Mme Irène Tharin - Vice-présidente de la communauté d'agglomération du Pays de Montbéliard, je me préoccupe des conditions de réalisation des GPV. La récente création de l'ANRU a permis de regrouper une grande partie des financements de l'Etat, de la CDC et des collecteurs du 1 % logement. Cette rationalisation des moyens s'accompagne néanmoins de nouvelles conditions d'attribution des crédits de l'Etat. Signée en février dernier, la convention d'application du GPV du Pays de Montbéliard subira un nouvel examen de passage en décembre prochain. L'obligation d'un nouvel agrément fait craindre aux différents partenaires une révision à la baisse de l'engagement de l'Etat. Que puis-je leur répondre, et comment conserver à ce partenariat toute son efficacité ? Si la démarche d'optimisation des interventions de l'Etat est tout à fait légitime, il ne faut pas porter atteinte à l'ambition d'un GPV dont dépend tout le visage de notre Pays. Je vous fais donc part de mon inquiétude face à une possible remise en cause de ce grand projet dans nos cinq quartiers sensibles. Enfin, je vous invite, Monsieur le ministre, à venir sur place constater le travail accompli, et qui ne demande qu'à être poursuivi.

M. Pierre Cohen - Féliciter le ministre, c'est une chose, décortiquer les moyens mis au service de sa politique en est une autre, et vous n'avez aucune raison de vous indigner. Cherchez plutôt les arguments propres à nous convaincre.

Au cours de la discussion de la loi d'orientation pour la ville, beaucoup ont été surpris du caractère limité de son périmètre d'application. Cette conception restrictive s'était déjà manifestée sous le gouvernement Balladur. Pourtant, lutter contre la ghettoïsation et en faveur de la mixité sociale, exige de prendre en compte la ville dans toutes ses dimensions.

Que M. Balladur ait commis une erreur en 1994 est à la rigueur compréhensible, mais ce l'est beaucoup moins de la refaire aujourd'hui. Ainsi, une fois que vous aurez financé votre programme de démolitions, comment pourrez-vous reloger les habitants avec votre budget ? Il ne vous restera pratiquement plus aucune marge de manœuvre pour reconstruire dans le reste des agglomérations concernées. Et ne me répondez pas que vous pourrez y pourvoir grâce à la baisse du taux du livret A ou à la revente de logements ! Vous êtes bien dans une impasse.

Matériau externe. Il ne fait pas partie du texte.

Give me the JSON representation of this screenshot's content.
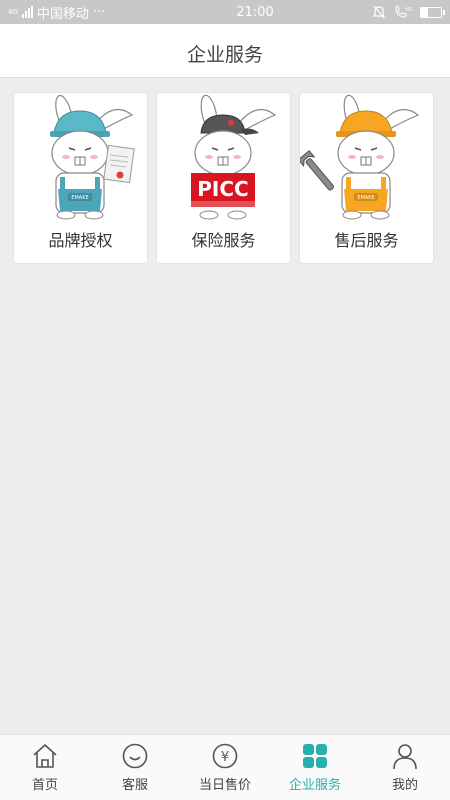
{
  "status_bar": {
    "network": "4G",
    "carrier": "中国移动",
    "dots": "···",
    "time": "21:00"
  },
  "header": {
    "title": "企业服务"
  },
  "cards": [
    {
      "label": "品牌授权",
      "icon": "brand-authorization-rabbit-icon"
    },
    {
      "label": "保险服务",
      "icon": "insurance-rabbit-icon",
      "badge_text": "PICC"
    },
    {
      "label": "售后服务",
      "icon": "after-sales-rabbit-icon"
    }
  ],
  "tabbar": {
    "active_index": 3,
    "active_color": "#2aaeae",
    "items": [
      {
        "label": "首页",
        "icon": "home-icon"
      },
      {
        "label": "客服",
        "icon": "customer-service-icon"
      },
      {
        "label": "当日售价",
        "icon": "yuan-price-icon",
        "glyph": "¥"
      },
      {
        "label": "企业服务",
        "icon": "enterprise-grid-icon"
      },
      {
        "label": "我的",
        "icon": "profile-icon"
      }
    ]
  }
}
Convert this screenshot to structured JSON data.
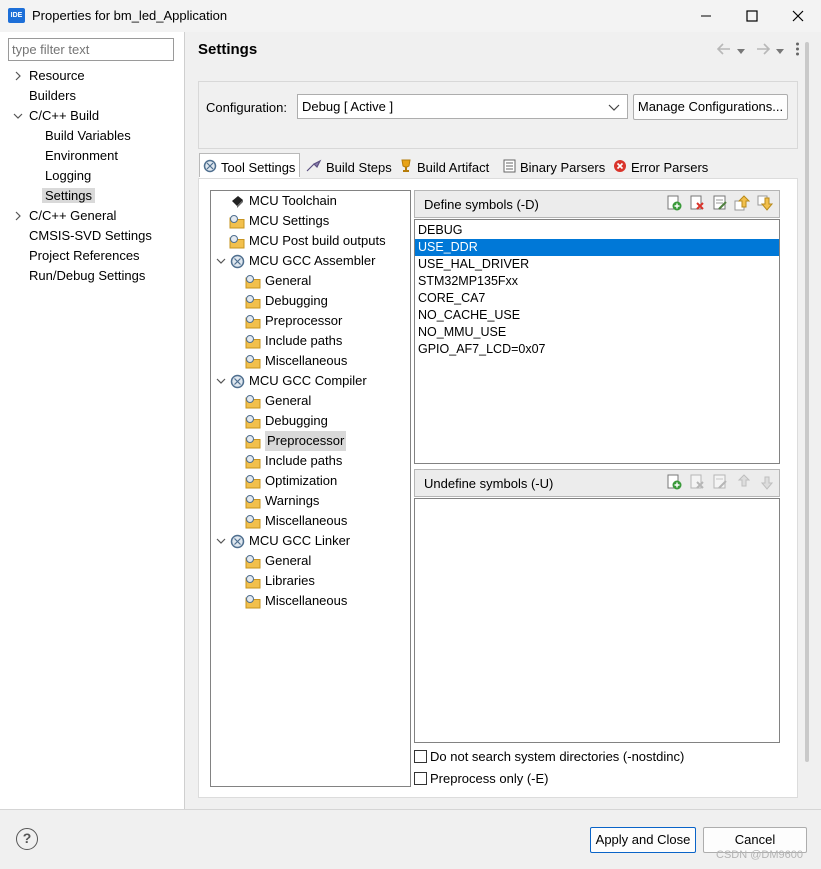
{
  "window": {
    "icon_text": "IDE",
    "title": "Properties for bm_led_Application"
  },
  "filter": {
    "placeholder": "type filter text"
  },
  "nav": {
    "resource": "Resource",
    "builders": "Builders",
    "cc_build": "C/C++ Build",
    "build_variables": "Build Variables",
    "environment": "Environment",
    "logging": "Logging",
    "settings": "Settings",
    "cc_general": "C/C++ General",
    "cmsis_svd": "CMSIS-SVD Settings",
    "project_references": "Project References",
    "run_debug": "Run/Debug Settings"
  },
  "page": {
    "title": "Settings"
  },
  "config": {
    "label": "Configuration:",
    "value": "Debug  [ Active ]",
    "manage_label": "Manage Configurations..."
  },
  "tabs": {
    "tool_settings": "Tool Settings",
    "build_steps": "Build Steps",
    "build_artifact": "Build Artifact",
    "binary_parsers": "Binary Parsers",
    "error_parsers": "Error Parsers"
  },
  "tree": {
    "toolchain": "MCU Toolchain",
    "settings": "MCU Settings",
    "post_build": "MCU Post build outputs",
    "assembler": "MCU GCC Assembler",
    "asm_general": "General",
    "asm_debugging": "Debugging",
    "asm_preprocessor": "Preprocessor",
    "asm_include": "Include paths",
    "asm_misc": "Miscellaneous",
    "compiler": "MCU GCC Compiler",
    "cc_general": "General",
    "cc_debugging": "Debugging",
    "cc_preprocessor": "Preprocessor",
    "cc_include": "Include paths",
    "cc_optimization": "Optimization",
    "cc_warnings": "Warnings",
    "cc_misc": "Miscellaneous",
    "linker": "MCU GCC Linker",
    "ld_general": "General",
    "ld_libraries": "Libraries",
    "ld_misc": "Miscellaneous"
  },
  "define": {
    "header": "Define symbols (-D)",
    "symbols": [
      "DEBUG",
      "USE_DDR",
      "USE_HAL_DRIVER",
      "STM32MP135Fxx",
      "CORE_CA7",
      "NO_CACHE_USE",
      "NO_MMU_USE",
      "GPIO_AF7_LCD=0x07"
    ],
    "selected_index": 1
  },
  "undefine": {
    "header": "Undefine symbols (-U)"
  },
  "options": {
    "nostdinc": "Do not search system directories (-nostdinc)",
    "preprocess_only": "Preprocess only (-E)"
  },
  "footer": {
    "help": "?",
    "apply_close": "Apply and Close",
    "cancel": "Cancel"
  },
  "watermark": "CSDN @DM9600",
  "colors": {
    "selection": "#0078d7",
    "folder": "#f2c04d",
    "gear": "#4f6f8f",
    "error_icon": "#d9342b",
    "trophy": "#e8a317"
  }
}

Croyez-vous également que vous pourrez réaliser l'égalité devant l'emploi dans des quartiers où le taux de chômage atteint 30 à 40 %, si, dans le même temps, la politique du Gouvernement consiste à accepter les licenciements massifs et à réduire le nombre des emplois publics ? En dépit de vos bonnes intentions, vous ne ferez qu'aggraver la stigmatisation de ces quartiers en passe de devenir des ghettos.

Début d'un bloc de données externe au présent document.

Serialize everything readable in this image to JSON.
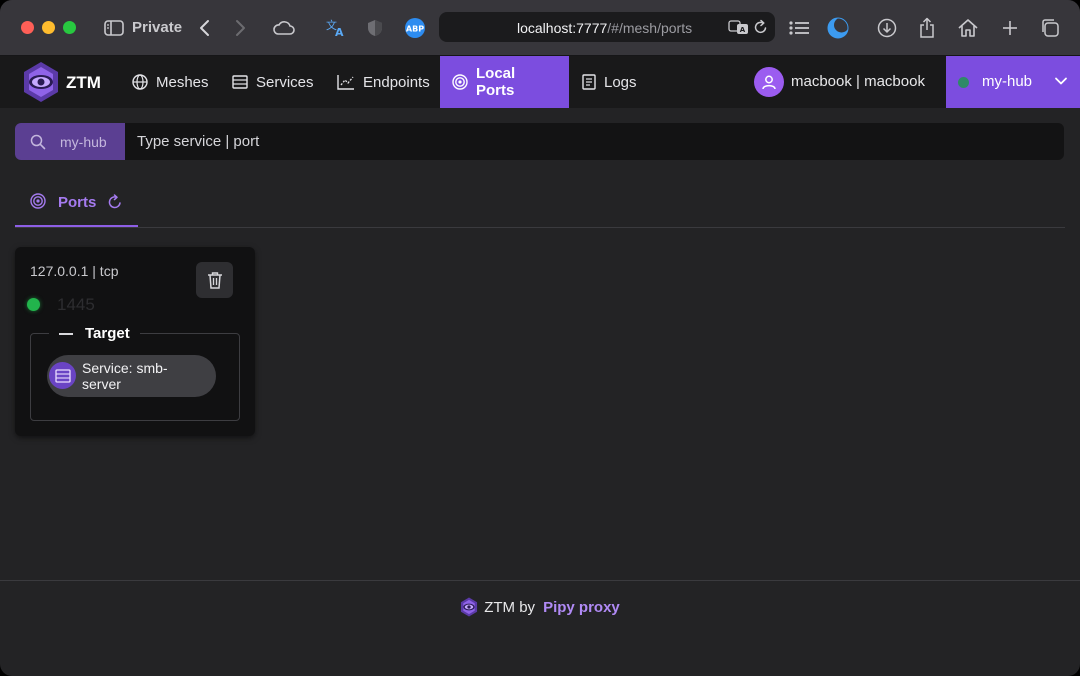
{
  "browser": {
    "private_label": "Private",
    "url_host": "localhost:7777",
    "url_path": "/#/mesh/ports",
    "colors": {
      "close": "#fe5f57",
      "minimize": "#febc2e",
      "zoom": "#28c840"
    },
    "toolbar_icons": [
      "sidebar-icon",
      "back-icon",
      "forward-icon",
      "cloud-icon",
      "translate-icon",
      "shield-icon",
      "adblock-icon",
      "translate-page-icon",
      "reload-icon",
      "reading-list-icon",
      "theme-icon",
      "download-icon",
      "share-icon",
      "home-icon",
      "new-tab-icon",
      "tabs-overview-icon"
    ],
    "adblock_label": "ABP"
  },
  "app": {
    "brand": "ZTM",
    "nav": [
      {
        "label": "Meshes",
        "icon": "globe-icon"
      },
      {
        "label": "Services",
        "icon": "server-icon"
      },
      {
        "label": "Endpoints",
        "icon": "chart-icon"
      },
      {
        "label": "Local Ports",
        "icon": "target-icon",
        "active": true
      },
      {
        "label": "Logs",
        "icon": "document-icon"
      }
    ],
    "user": "macbook | macbook",
    "hub": {
      "name": "my-hub",
      "status_color": "#2e8a67"
    },
    "accent": "#7c4ddf"
  },
  "search": {
    "scope": "my-hub",
    "placeholder": "Type service | port"
  },
  "tabs": [
    {
      "label": "Ports",
      "icon": "target-icon",
      "action_icon": "refresh-icon"
    }
  ],
  "ports": [
    {
      "title": "127.0.0.1 | tcp",
      "port": "1445",
      "status_color": "#22b44c",
      "target_label": "Target",
      "target": "Service: smb-server"
    }
  ],
  "footer": {
    "by": "ZTM by",
    "link": "Pipy proxy"
  }
}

Vous vous rendez dans les quartiers, dites-vous. Mais nous y sommes nous aussi et, personnellement, je puis vous garantir que, dans l'agglomération toulousaine, certains crédits de votre ministère sont en baisse, de sorte que nombre d'associations se trouvent en difficulté. Vous aviez promis des emplois « de l'humain » pour prendre le relais des emplois-jeunes : où sont-ils ? Quant à la prévention, M. Sarkozy vous a tout pris. Enfin, je ne puis qu'être choqué par la façon dont vous parlez de la DIV et dont vous invitez les opérateurs à se consacrer à une réflexion stratégique. Il n'est de pires ennemis de la politique de la ville que ceux qui considèrent que mettre de l'argent dans les villes est un gâchis (Exclamations sur les bancs du groupe UMP).

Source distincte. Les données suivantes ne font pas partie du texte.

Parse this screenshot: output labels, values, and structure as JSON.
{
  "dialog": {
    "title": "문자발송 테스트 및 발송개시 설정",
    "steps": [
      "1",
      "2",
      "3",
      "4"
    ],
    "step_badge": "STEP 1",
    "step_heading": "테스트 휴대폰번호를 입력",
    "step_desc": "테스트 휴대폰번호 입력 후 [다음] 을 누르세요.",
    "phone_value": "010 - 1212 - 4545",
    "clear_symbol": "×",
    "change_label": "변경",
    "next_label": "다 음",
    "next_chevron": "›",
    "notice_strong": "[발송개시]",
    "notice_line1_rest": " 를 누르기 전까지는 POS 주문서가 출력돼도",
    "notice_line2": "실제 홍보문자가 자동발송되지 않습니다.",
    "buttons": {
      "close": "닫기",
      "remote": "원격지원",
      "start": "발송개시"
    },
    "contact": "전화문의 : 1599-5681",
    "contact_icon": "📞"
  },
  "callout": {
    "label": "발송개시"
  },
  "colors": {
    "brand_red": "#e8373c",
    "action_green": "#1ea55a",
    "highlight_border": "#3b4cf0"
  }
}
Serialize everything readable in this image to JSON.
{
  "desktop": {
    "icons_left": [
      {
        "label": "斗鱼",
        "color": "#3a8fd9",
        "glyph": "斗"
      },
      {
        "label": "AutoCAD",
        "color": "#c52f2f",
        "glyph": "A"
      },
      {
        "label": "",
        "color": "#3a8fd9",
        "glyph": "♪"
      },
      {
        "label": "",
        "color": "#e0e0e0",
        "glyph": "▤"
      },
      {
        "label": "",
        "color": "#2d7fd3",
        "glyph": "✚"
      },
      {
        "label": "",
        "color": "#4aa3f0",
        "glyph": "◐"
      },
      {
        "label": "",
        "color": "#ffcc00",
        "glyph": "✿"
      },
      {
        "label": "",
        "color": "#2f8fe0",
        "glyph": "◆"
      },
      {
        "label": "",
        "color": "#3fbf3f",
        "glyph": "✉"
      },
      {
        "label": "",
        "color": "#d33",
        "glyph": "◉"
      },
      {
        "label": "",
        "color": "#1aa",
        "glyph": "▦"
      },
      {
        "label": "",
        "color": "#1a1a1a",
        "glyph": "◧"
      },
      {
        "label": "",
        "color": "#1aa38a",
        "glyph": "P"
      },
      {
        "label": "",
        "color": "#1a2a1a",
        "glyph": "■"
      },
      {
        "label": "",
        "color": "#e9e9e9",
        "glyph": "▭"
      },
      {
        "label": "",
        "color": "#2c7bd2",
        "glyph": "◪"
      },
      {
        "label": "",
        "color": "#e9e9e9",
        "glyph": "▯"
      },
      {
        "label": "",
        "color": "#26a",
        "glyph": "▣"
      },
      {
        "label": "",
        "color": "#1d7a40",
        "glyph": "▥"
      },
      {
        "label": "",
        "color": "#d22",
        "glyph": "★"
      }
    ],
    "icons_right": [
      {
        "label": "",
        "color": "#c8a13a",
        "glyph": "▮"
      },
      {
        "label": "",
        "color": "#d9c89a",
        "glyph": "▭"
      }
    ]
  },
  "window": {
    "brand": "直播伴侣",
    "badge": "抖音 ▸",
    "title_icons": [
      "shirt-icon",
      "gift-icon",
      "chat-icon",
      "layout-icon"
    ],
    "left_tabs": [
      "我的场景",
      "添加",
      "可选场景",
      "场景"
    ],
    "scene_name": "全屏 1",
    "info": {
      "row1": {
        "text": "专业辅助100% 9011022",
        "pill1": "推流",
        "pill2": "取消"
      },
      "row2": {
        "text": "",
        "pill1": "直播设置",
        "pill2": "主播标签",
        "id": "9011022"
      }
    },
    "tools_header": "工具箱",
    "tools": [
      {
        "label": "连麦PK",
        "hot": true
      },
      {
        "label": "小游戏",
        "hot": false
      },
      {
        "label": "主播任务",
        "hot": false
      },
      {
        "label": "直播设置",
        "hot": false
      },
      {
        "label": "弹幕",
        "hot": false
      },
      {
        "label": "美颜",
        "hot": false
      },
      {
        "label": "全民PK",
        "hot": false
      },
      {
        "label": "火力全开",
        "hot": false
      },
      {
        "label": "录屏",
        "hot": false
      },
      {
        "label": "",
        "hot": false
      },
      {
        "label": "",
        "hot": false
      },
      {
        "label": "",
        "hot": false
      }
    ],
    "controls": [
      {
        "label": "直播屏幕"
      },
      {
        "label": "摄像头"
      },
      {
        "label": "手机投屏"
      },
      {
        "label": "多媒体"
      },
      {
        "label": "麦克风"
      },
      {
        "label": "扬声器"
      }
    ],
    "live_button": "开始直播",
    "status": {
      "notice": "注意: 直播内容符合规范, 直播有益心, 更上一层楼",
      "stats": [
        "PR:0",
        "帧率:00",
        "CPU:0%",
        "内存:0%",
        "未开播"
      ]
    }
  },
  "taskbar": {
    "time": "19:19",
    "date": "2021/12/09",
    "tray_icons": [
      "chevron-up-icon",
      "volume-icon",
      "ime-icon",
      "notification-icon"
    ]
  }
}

M. Gilbert Meyer - La création d'un guichet unique pour le financement de la rénovation urbaine visait à vous permettre d'utiliser pleinement les crédits européens, « libérant » ainsi les financements traditionnels. Par là également, vous vous donnez davantage de moyens pour accompagner les programmes de rénovation. Pouvez-vous donc faire un premier point sur le montant des crédits européens que vous pourrez mobiliser en 2004 ?

M. David Habib - Ma question portera sur les missions que vous assignez à la Caisse des dépôts. D'après les documents dont nous disposons, la participation de la CDC à l'effort public global tomberait de 229 à 123 millions d'euros, soit une baisse de 45 % entre 2003 et 2004. Pour le financement de l'ANRU, 8 millions seulement sont inscrits sur les 90 attendus. D'autre part la DSU restera à 448 millions, exactement comme cette année. Comment expliquez-vous cette baisse des dotations aux collectivités ?

Vous vantez la réactivité de votre ministère dont vous voulez faire le ministère de la transparence et du dialogue, mais je vous ai envoyé en vain quatre lettres l'an passé pour avoir des explications sur cette baisse de la DSU, et vous n'avez pas répondu, pas plus d'ailleurs que M. Sarkozy que j'ai également interrogé. Pourrons-nous un jour constater, comme je le souhaite, que votre ministère est celui de toutes les villes, du nord comme du sud, de droite comme de gauche ?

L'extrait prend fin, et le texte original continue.